The classical model for this phenomenon consists of equations expressing the particle mass conservation and the particle retention process 2,3,4. They form a quasi-linear hyperbolic system of equations containing the empirical filtration function ?(s).
The filtration function cannot be measured directly, but the importance of predicting formation damage has motivated the development of laboratory methodologies for its determination. One of them is coreflood with measurements of break-through concentration: the results of such experiments are widely available in the literature. The current work aims at determining the filtration function from the breakthrough curve.

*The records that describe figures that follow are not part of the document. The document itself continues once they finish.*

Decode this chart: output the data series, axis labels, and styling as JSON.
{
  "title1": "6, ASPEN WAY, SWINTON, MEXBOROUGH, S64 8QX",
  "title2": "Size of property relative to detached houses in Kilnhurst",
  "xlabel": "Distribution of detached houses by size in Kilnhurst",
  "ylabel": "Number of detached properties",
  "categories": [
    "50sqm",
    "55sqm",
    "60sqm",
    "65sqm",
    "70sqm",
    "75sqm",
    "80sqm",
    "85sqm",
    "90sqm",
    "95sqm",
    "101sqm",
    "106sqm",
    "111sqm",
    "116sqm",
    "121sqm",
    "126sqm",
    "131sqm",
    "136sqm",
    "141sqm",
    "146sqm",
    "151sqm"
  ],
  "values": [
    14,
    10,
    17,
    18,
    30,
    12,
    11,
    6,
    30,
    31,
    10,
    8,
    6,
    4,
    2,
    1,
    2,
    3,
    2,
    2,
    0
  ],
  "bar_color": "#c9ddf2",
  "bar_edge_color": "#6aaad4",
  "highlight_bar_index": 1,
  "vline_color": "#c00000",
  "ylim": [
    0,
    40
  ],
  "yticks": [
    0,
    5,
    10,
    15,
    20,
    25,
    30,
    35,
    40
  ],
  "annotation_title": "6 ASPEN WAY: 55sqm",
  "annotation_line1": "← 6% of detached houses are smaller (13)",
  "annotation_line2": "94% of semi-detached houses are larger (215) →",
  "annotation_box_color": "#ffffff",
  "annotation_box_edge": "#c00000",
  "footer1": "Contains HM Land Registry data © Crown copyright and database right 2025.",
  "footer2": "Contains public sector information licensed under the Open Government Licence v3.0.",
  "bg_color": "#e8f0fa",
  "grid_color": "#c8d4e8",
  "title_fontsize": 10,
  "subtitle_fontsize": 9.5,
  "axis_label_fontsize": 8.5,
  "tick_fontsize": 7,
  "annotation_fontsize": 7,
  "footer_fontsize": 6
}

Methods for determining the filtration function from the effluent concentration history at the core outlet ce (t) of such experiments were first presented in 5,6, for constant filtration ?. A recovery method for the general case was presented in 1,7, under the assumption that the injected particle concentration is constant. A general method that relaxes this last assumption was presented in 8: it proved to be extremely accurate, but oversensitive to the input data, particularly to experimental artifacts and to transient behaviour in the early time measurements. A recent result of Alvarez et alii 9 relates this sensitivity to the lack of analyticity of the ce (t) function. We recall that a real analytic function is defined as a function that can be locally represented by a convergent power series.
Based on this new result, in this work we regularize the concentration history by analytic approximations; combined with the previous work 8 this provides a robust recovery method. We show numerical results for data published in the engineering literature, confirming the broader applicability of this improved method. The method can be used to predict injectivity decline due to injection of water with solid particles. It provides smoother filtration functions than the previous method, and is applicable to data that could not be treated before.